Printed Electronics With Graphene & 2D Materials: Formulation, Printing Processes and Applications
Lecturer at Imperial College London
Imperial College, London
Printed electronics play is a primary technology to enable wearable electronics and remote healthcare provision. Graphene and related 2D materials (GRMs) hold a great potential for printed and wearable electronics for their novel electrical and optical properties. In particular low temperature production and deposition of nanostructured GRM films from GRM-based solutions is extremely attractive for printed flexible and wearable electronics. GRM-based inks enable a large range of printed device and integration options, such as digital, lithographic printing and roll-to-roll coating, which are ideal to deposit nanostructured GRM films. Liquid Phase Exfoliation (LPE) of bulk precursor layered materials (such as graphite, MoS2 crystals, etc.) is a scalable approach ideally suited to produce inks.
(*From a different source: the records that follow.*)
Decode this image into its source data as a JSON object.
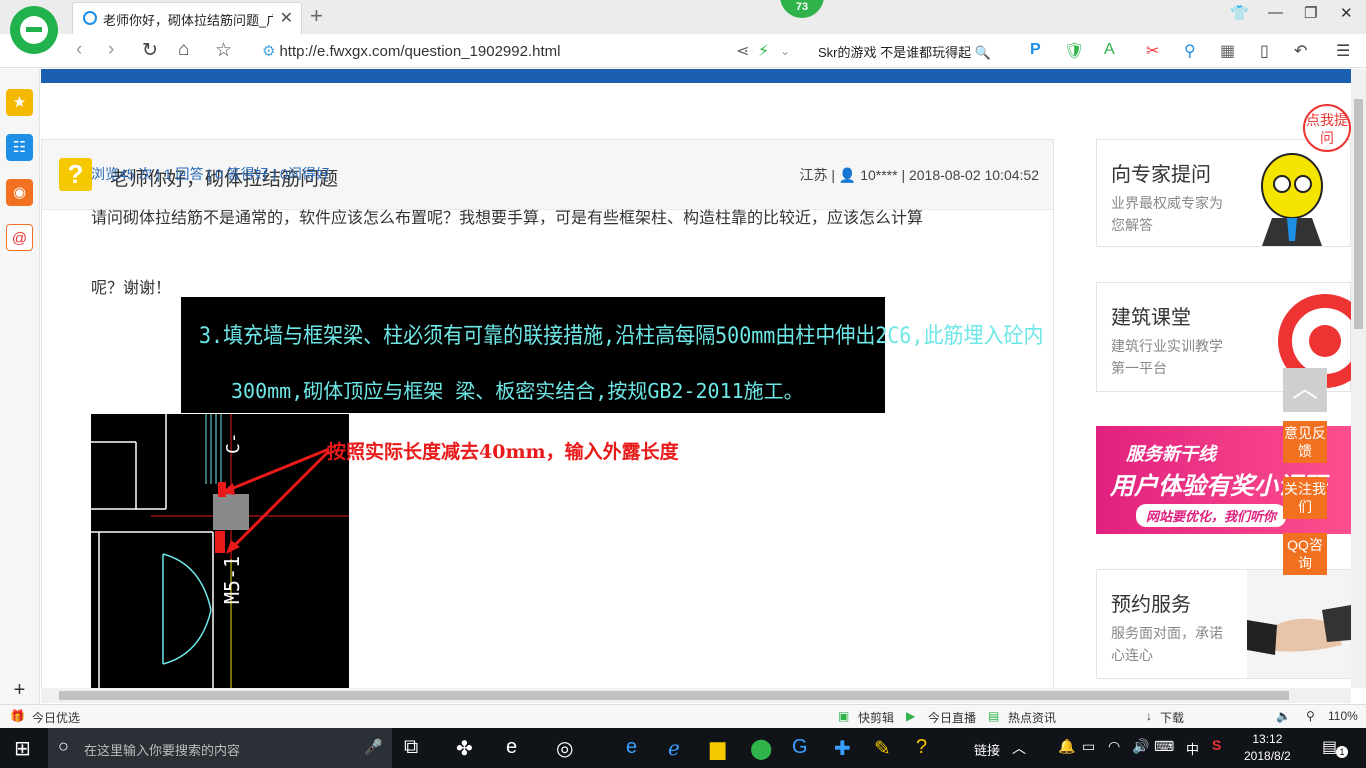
{
  "browser": {
    "tab_title": "老师你好，砌体拉结筋问题_广联",
    "badge": "73",
    "url": "http://e.fwxgx.com/question_1902992.html",
    "search_text": "Skr的游戏 不是谁都玩得起",
    "zoom": "110%"
  },
  "question": {
    "title": "老师你好，砌体拉结筋问题",
    "meta": "江苏 | 👤 10**** | 2018-08-02 10:04:52",
    "stats": "浏览45 次 | 1 回答 | 0 答得好 | 0问得好",
    "body_line1": "请问砌体拉结筋不是通常的，软件应该怎么布置呢？我想要手算，可是有些框架柱、构造柱靠的比较近，应该怎么计算",
    "body_line2": "呢？谢谢！",
    "cad_note_line1": "3.填充墙与框架梁、柱必须有可靠的联接措施,沿柱高每隔500mm由柱中伸出2C6,此筋埋入砼内",
    "cad_note_line2": "300mm,砌体顶应与框架 梁、板密实结合,按规GB2-2011施工。",
    "cad_label": "M5-1",
    "cad_label2": "C-",
    "annotation": "按照实际长度减去40mm，输入外露长度"
  },
  "sidebar": {
    "expert": {
      "title": "向专家提问",
      "sub": "业界最权威专家为您解答"
    },
    "classroom": {
      "title": "建筑课堂",
      "sub": "建筑行业实训教学第一平台"
    },
    "banner": {
      "line1": "服务新干线",
      "line2": "用户体验有奖小调研",
      "line3": "网站要优化，我们听你"
    },
    "booking": {
      "title": "预约服务",
      "sub": "服务面对面，承诺心连心"
    },
    "corner_tag": "点我提问",
    "float_feedback": "意见反馈",
    "float_follow": "关注我们",
    "float_qq": "QQ咨询"
  },
  "statusbar": {
    "left": "今日优选",
    "items": [
      "快剪辑",
      "今日直播",
      "热点资讯",
      "下载"
    ],
    "zoom": "110%"
  },
  "taskbar": {
    "search_placeholder": "在这里输入你要搜索的内容",
    "links": "链接",
    "ime": "中",
    "time": "13:12",
    "date": "2018/8/2",
    "notif_count": "1"
  },
  "colors": {
    "brand_blue": "#1b5fb0",
    "accent_orange": "#f27121",
    "browser_green": "#21b24b",
    "annotation_red": "#e81a1a"
  }
}
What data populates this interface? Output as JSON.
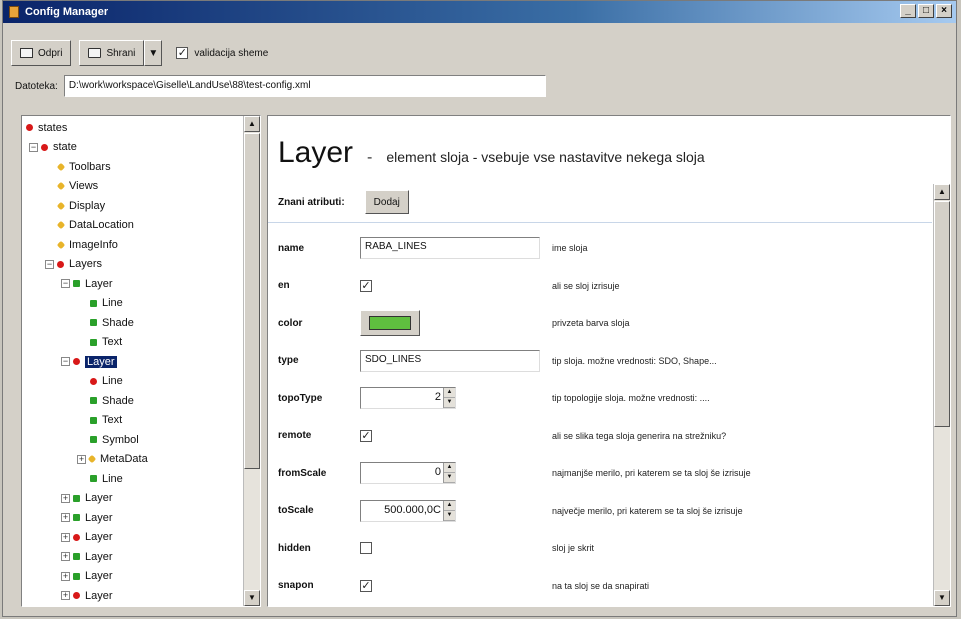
{
  "window": {
    "title": "Config Manager",
    "controls": [
      "_",
      "□",
      "×"
    ]
  },
  "toolbar": {
    "open_label": "Odpri",
    "save_label": "Shrani",
    "save_dropdown": "▼",
    "validation_label": "validacija sheme",
    "validation_checked": "✓"
  },
  "file": {
    "label": "Datoteka:",
    "path": "D:\\work\\workspace\\Giselle\\LandUse\\88\\test-config.xml"
  },
  "tree": {
    "items": [
      {
        "label": "states",
        "icon": "red",
        "level": 0,
        "expander": ""
      },
      {
        "label": "state",
        "icon": "red",
        "level": 1,
        "expander": "−"
      },
      {
        "label": "Toolbars",
        "icon": "yellow",
        "level": 2,
        "expander": ""
      },
      {
        "label": "Views",
        "icon": "yellow",
        "level": 2,
        "expander": ""
      },
      {
        "label": "Display",
        "icon": "yellow",
        "level": 2,
        "expander": ""
      },
      {
        "label": "DataLocation",
        "icon": "yellow",
        "level": 2,
        "expander": ""
      },
      {
        "label": "ImageInfo",
        "icon": "yellow",
        "level": 2,
        "expander": ""
      },
      {
        "label": "Layers",
        "icon": "red",
        "level": 2,
        "expander": "−"
      },
      {
        "label": "Layer",
        "icon": "green",
        "level": 3,
        "expander": "−"
      },
      {
        "label": "Line",
        "icon": "green",
        "level": 4,
        "expander": ""
      },
      {
        "label": "Shade",
        "icon": "green",
        "level": 4,
        "expander": ""
      },
      {
        "label": "Text",
        "icon": "green",
        "level": 4,
        "expander": ""
      },
      {
        "label": "Layer",
        "icon": "red",
        "level": 3,
        "expander": "−",
        "selected": true
      },
      {
        "label": "Line",
        "icon": "red",
        "level": 4,
        "expander": ""
      },
      {
        "label": "Shade",
        "icon": "green",
        "level": 4,
        "expander": ""
      },
      {
        "label": "Text",
        "icon": "green",
        "level": 4,
        "expander": ""
      },
      {
        "label": "Symbol",
        "icon": "green",
        "level": 4,
        "expander": ""
      },
      {
        "label": "MetaData",
        "icon": "yellow",
        "level": 4,
        "expander": "+"
      },
      {
        "label": "Line",
        "icon": "green",
        "level": 4,
        "expander": ""
      },
      {
        "label": "Layer",
        "icon": "green",
        "level": 3,
        "expander": "+"
      },
      {
        "label": "Layer",
        "icon": "green",
        "level": 3,
        "expander": "+"
      },
      {
        "label": "Layer",
        "icon": "red",
        "level": 3,
        "expander": "+"
      },
      {
        "label": "Layer",
        "icon": "green",
        "level": 3,
        "expander": "+"
      },
      {
        "label": "Layer",
        "icon": "green",
        "level": 3,
        "expander": "+"
      },
      {
        "label": "Layer",
        "icon": "red",
        "level": 3,
        "expander": "+"
      }
    ]
  },
  "detail": {
    "title": "Layer",
    "dash": "-",
    "description": "element sloja - vsebuje vse nastavitve nekega sloja",
    "known_attrs_label": "Znani atributi:",
    "add_button": "Dodaj",
    "properties": [
      {
        "name": "name",
        "kind": "text",
        "value": "RABA_LINES",
        "desc": "ime sloja"
      },
      {
        "name": "en",
        "kind": "check",
        "value": "✓",
        "desc": "ali se sloj izrisuje"
      },
      {
        "name": "color",
        "kind": "color",
        "value": "#5fbf3f",
        "desc": "privzeta barva sloja"
      },
      {
        "name": "type",
        "kind": "text",
        "value": "SDO_LINES",
        "desc": "tip sloja. možne vrednosti: SDO, Shape..."
      },
      {
        "name": "topoType",
        "kind": "spin",
        "value": "2",
        "desc": "tip topologije sloja. možne vrednosti: ...."
      },
      {
        "name": "remote",
        "kind": "check",
        "value": "✓",
        "desc": "ali se slika tega sloja generira na strežniku?"
      },
      {
        "name": "fromScale",
        "kind": "spin",
        "value": "0",
        "desc": "najmanjše merilo, pri katerem se ta sloj še izrisuje"
      },
      {
        "name": "toScale",
        "kind": "spin",
        "value": "500.000,0C",
        "desc": "največje merilo, pri katerem se ta sloj še izrisuje"
      },
      {
        "name": "hidden",
        "kind": "check",
        "value": "",
        "desc": "sloj je skrit"
      },
      {
        "name": "snapon",
        "kind": "check",
        "value": "✓",
        "desc": "na ta sloj se da snapirati"
      }
    ]
  }
}
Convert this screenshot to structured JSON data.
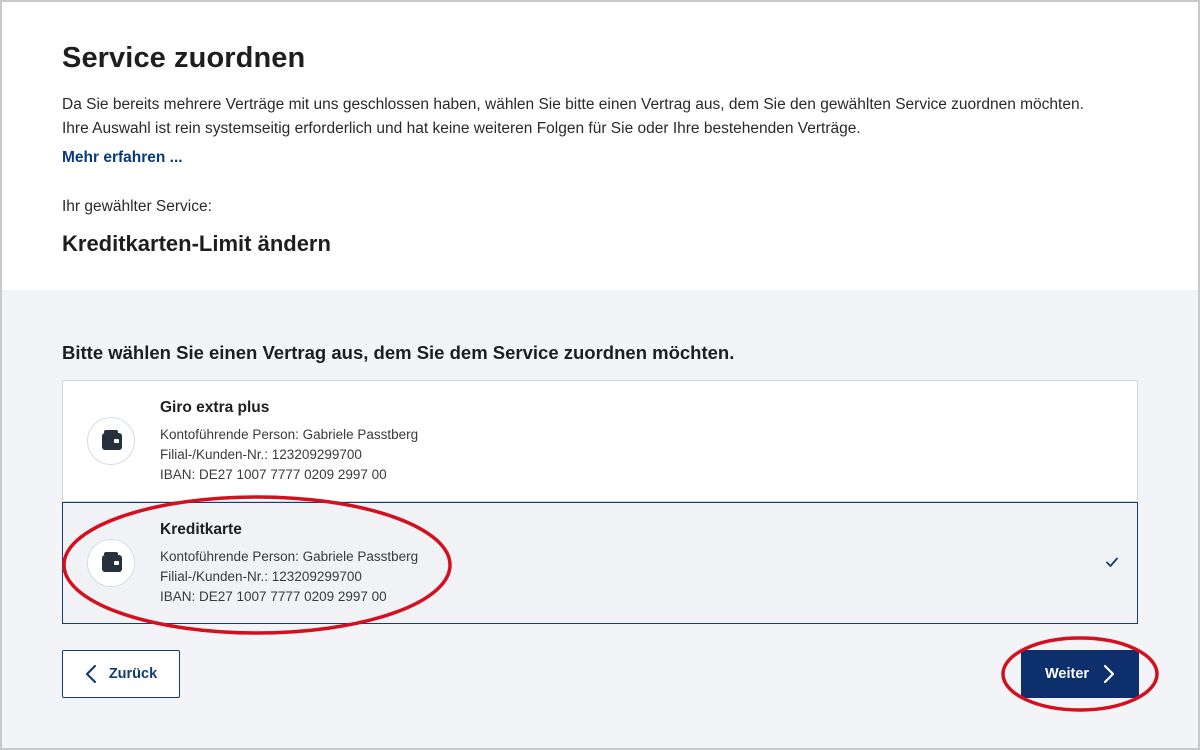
{
  "header": {
    "title": "Service zuordnen",
    "intro": "Da Sie bereits mehrere Verträge mit uns geschlossen haben, wählen Sie bitte einen Vertrag aus, dem Sie den gewählten Service zuordnen möchten. Ihre Auswahl ist rein systemseitig erforderlich und hat keine weiteren Folgen für Sie oder Ihre bestehenden Verträge.",
    "more_link": "Mehr erfahren ..."
  },
  "service": {
    "label": "Ihr gewählter Service:",
    "name": "Kreditkarten-Limit ändern"
  },
  "selection": {
    "heading": "Bitte wählen Sie einen Vertrag aus, dem Sie dem Service zuordnen möchten.",
    "options": [
      {
        "title": "Giro extra plus",
        "holder": "Kontoführende Person: Gabriele Passtberg",
        "customer_no": "Filial-/Kunden-Nr.: 123209299700",
        "iban": "IBAN: DE27 1007 7777 0209 2997 00",
        "icon": "wallet-icon",
        "selected": false
      },
      {
        "title": "Kreditkarte",
        "holder": "Kontoführende Person: Gabriele Passtberg",
        "customer_no": "Filial-/Kunden-Nr.: 123209299700",
        "iban": "IBAN: DE27 1007 7777 0209 2997 00",
        "icon": "wallet-icon",
        "selected": true
      }
    ]
  },
  "actions": {
    "back_label": "Zurück",
    "next_label": "Weiter"
  },
  "colors": {
    "primary": "#0d2f6b",
    "link": "#0a3a7c",
    "annotation": "#d4101e",
    "section_bg": "#f2f4f7"
  }
}
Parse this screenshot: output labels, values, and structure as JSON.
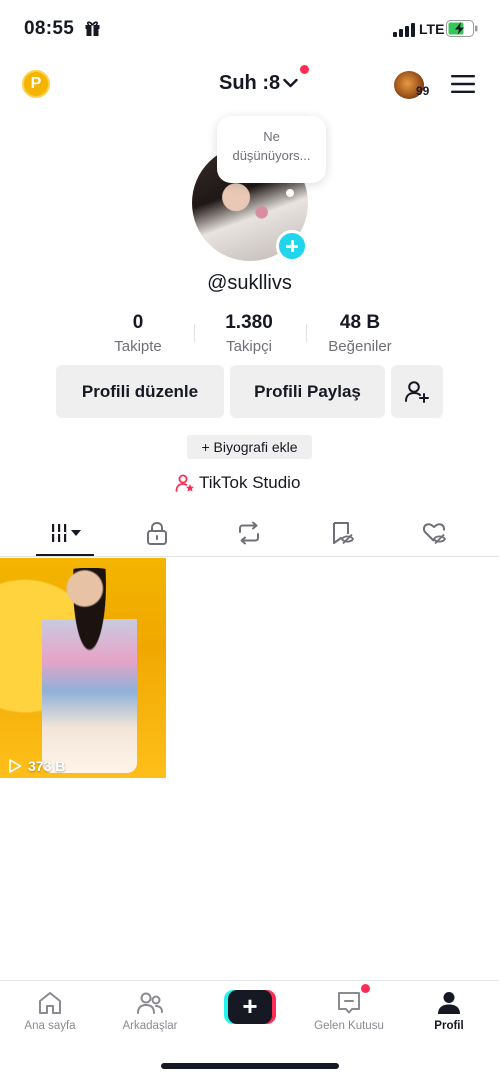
{
  "status_bar": {
    "time": "08:55",
    "network": "LTE"
  },
  "header": {
    "username": "Suh :8",
    "visitor_count": "99"
  },
  "profile": {
    "thought_bubble": [
      "Ne",
      "düşünüyors..."
    ],
    "handle": "@sukllivs",
    "stats": [
      {
        "value": "0",
        "label": "Takipte"
      },
      {
        "value": "1.380",
        "label": "Takipçi"
      },
      {
        "value": "48 B",
        "label": "Beğeniler"
      }
    ],
    "edit_button": "Profili düzenle",
    "share_button": "Profili Paylaş",
    "bio_button": "+ Biyografi ekle",
    "studio_link": "TikTok Studio"
  },
  "videos": [
    {
      "views": "373 B"
    }
  ],
  "bottom_nav": {
    "home": "Ana sayfa",
    "friends": "Arkadaşlar",
    "inbox": "Gelen Kutusu",
    "profile": "Profil"
  },
  "colors": {
    "accent_red": "#fe2c55",
    "accent_cyan": "#20d5ec",
    "text": "#161823",
    "muted": "#6f7077"
  }
}
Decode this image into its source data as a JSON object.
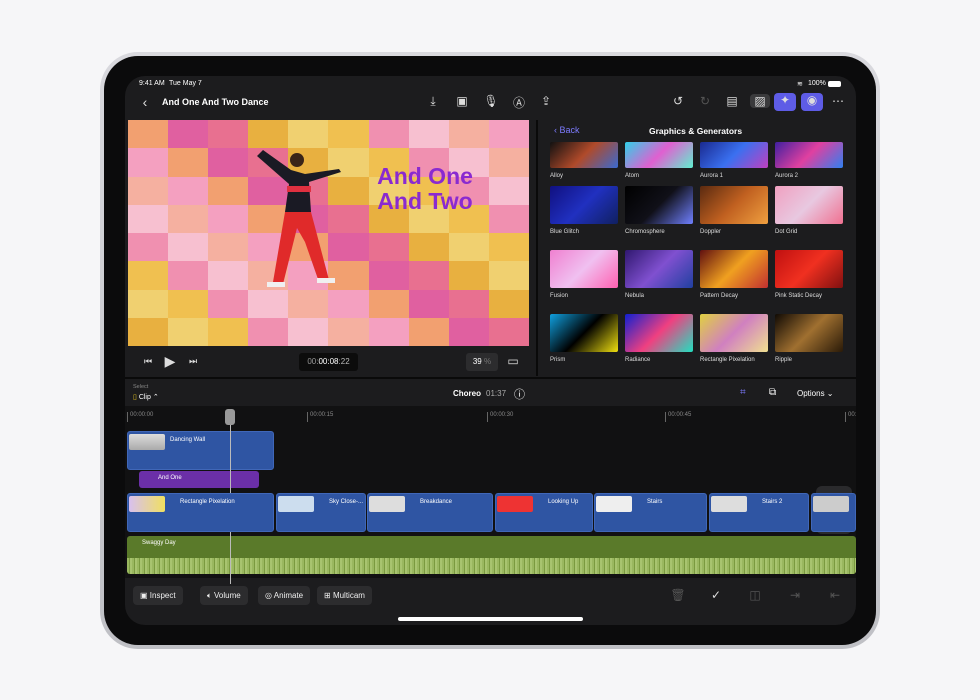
{
  "status": {
    "time": "9:41 AM",
    "date": "Tue May 7",
    "battery": "100%"
  },
  "nav": {
    "project_title": "And One And Two Dance"
  },
  "viewer": {
    "title_line1": "And One",
    "title_line2": "And Two",
    "timecode_prefix": "00:",
    "timecode_main": "00:08",
    "timecode_frames": ":22",
    "zoom_value": "39",
    "zoom_unit": "%"
  },
  "browser": {
    "back_label": "Back",
    "title": "Graphics & Generators",
    "items": [
      {
        "label": "Alloy",
        "colors": [
          "#111",
          "#b04a2a",
          "#3a6ad0"
        ]
      },
      {
        "label": "Atom",
        "colors": [
          "#30d0e8",
          "#e060d0",
          "#60f0d0"
        ]
      },
      {
        "label": "Aurora 1",
        "colors": [
          "#1a2a90",
          "#3a70f0",
          "#c040c0"
        ]
      },
      {
        "label": "Aurora 2",
        "colors": [
          "#4020a0",
          "#e040a0",
          "#3080f0"
        ]
      },
      {
        "label": "Blue Glitch",
        "colors": [
          "#101080",
          "#2030c0",
          "#102060"
        ]
      },
      {
        "label": "Chromosphere",
        "colors": [
          "#000",
          "#101018",
          "#7080ff"
        ]
      },
      {
        "label": "Doppler",
        "colors": [
          "#5a2a10",
          "#c06020",
          "#f0a040"
        ]
      },
      {
        "label": "Dot Grid",
        "colors": [
          "#f0a0c0",
          "#e8c8e0",
          "#f07090"
        ]
      },
      {
        "label": "Fusion",
        "colors": [
          "#f080d0",
          "#f0c0f0",
          "#ff60b0"
        ]
      },
      {
        "label": "Nebula",
        "colors": [
          "#301870",
          "#8050d0",
          "#2040a0"
        ]
      },
      {
        "label": "Pattern Decay",
        "colors": [
          "#601010",
          "#f0a020",
          "#c03030"
        ]
      },
      {
        "label": "Pink Static Decay",
        "colors": [
          "#c01010",
          "#f03020",
          "#801010"
        ]
      },
      {
        "label": "Prism",
        "colors": [
          "#10a0e0",
          "#000",
          "#f0e010"
        ]
      },
      {
        "label": "Radiance",
        "colors": [
          "#1020d0",
          "#f04080",
          "#20e0c0"
        ]
      },
      {
        "label": "Rectangle Pixelation",
        "colors": [
          "#e0d040",
          "#d080c0",
          "#f0e090"
        ]
      },
      {
        "label": "Ripple",
        "colors": [
          "#100a04",
          "#a07030",
          "#2a1a08"
        ]
      }
    ]
  },
  "timeline": {
    "select_label": "Select",
    "mode": "Clip",
    "project_name": "Choreo",
    "duration": "01:37",
    "options_label": "Options",
    "ruler": [
      "00:00:00",
      "00:00:15",
      "00:00:30",
      "00:00:45",
      "00:0"
    ],
    "connected_clips": [
      {
        "label": "Dancing Wall"
      },
      {
        "label": "And One"
      }
    ],
    "primary_clips": [
      {
        "label": "Rectangle Pixelation"
      },
      {
        "label": "Sky Close-..."
      },
      {
        "label": "Breakdance"
      },
      {
        "label": "Looking Up"
      },
      {
        "label": "Stairs"
      },
      {
        "label": "Stairs 2"
      }
    ],
    "audio_clip": "Swaggy Day"
  },
  "toolbar": {
    "inspect": "Inspect",
    "volume": "Volume",
    "animate": "Animate",
    "multicam": "Multicam"
  },
  "colors": {
    "accent": "#5e5ce6",
    "video_clip": "#2f55a3",
    "title_clip": "#6b2fa8",
    "audio_clip": "#5a7a2a"
  }
}
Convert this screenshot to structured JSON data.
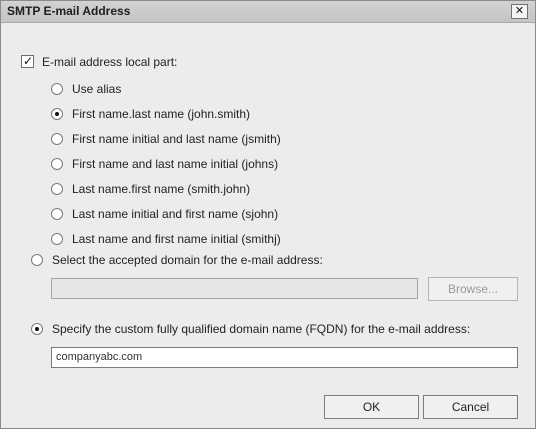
{
  "window": {
    "title": "SMTP E-mail Address"
  },
  "local_part": {
    "label": "E-mail address local part:",
    "checked": true
  },
  "local_part_options": [
    {
      "label": "Use alias",
      "selected": false
    },
    {
      "label": "First name.last name (john.smith)",
      "selected": true
    },
    {
      "label": "First name initial and last name (jsmith)",
      "selected": false
    },
    {
      "label": "First name and last name initial (johns)",
      "selected": false
    },
    {
      "label": "Last name.first name (smith.john)",
      "selected": false
    },
    {
      "label": "Last name initial and first name (sjohn)",
      "selected": false
    },
    {
      "label": "Last name and first name initial (smithj)",
      "selected": false
    }
  ],
  "accepted_domain": {
    "label": "Select the accepted domain for the e-mail address:",
    "selected": false,
    "value": "",
    "browse_label": "Browse..."
  },
  "custom_fqdn": {
    "label": "Specify the custom fully qualified domain name (FQDN) for the e-mail address:",
    "selected": true,
    "value": "companyabc.com"
  },
  "buttons": {
    "ok": "OK",
    "cancel": "Cancel"
  }
}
However, the low-yield of the LPE process, the absence of deposition parameters and the undetermined transport properties of the GRMs have limited the full scale applications of these materials in printed and wearable electronics. I will give a brief overview on the development of high-yield, cost-effective and large-scale production techniques for GRM-based inks, and the portfolio of reproducible deposition processes enabling GRM-based printable devices on flexible and textile substrates. Then I will show how careful tuning of the flakes-substrate surface interaction and GRM deposition process enables hybrid heterojunctions from 2D materials, achieving mobility > 150 cm2 V-1 s-1 at room temperature. Finally, I will demonstrate how unveiling of the electronic transport in printed networks of 2D materials paves the way to high-performance inkjet printed integrated circuits of 2D material semiconductors, such as MoS2.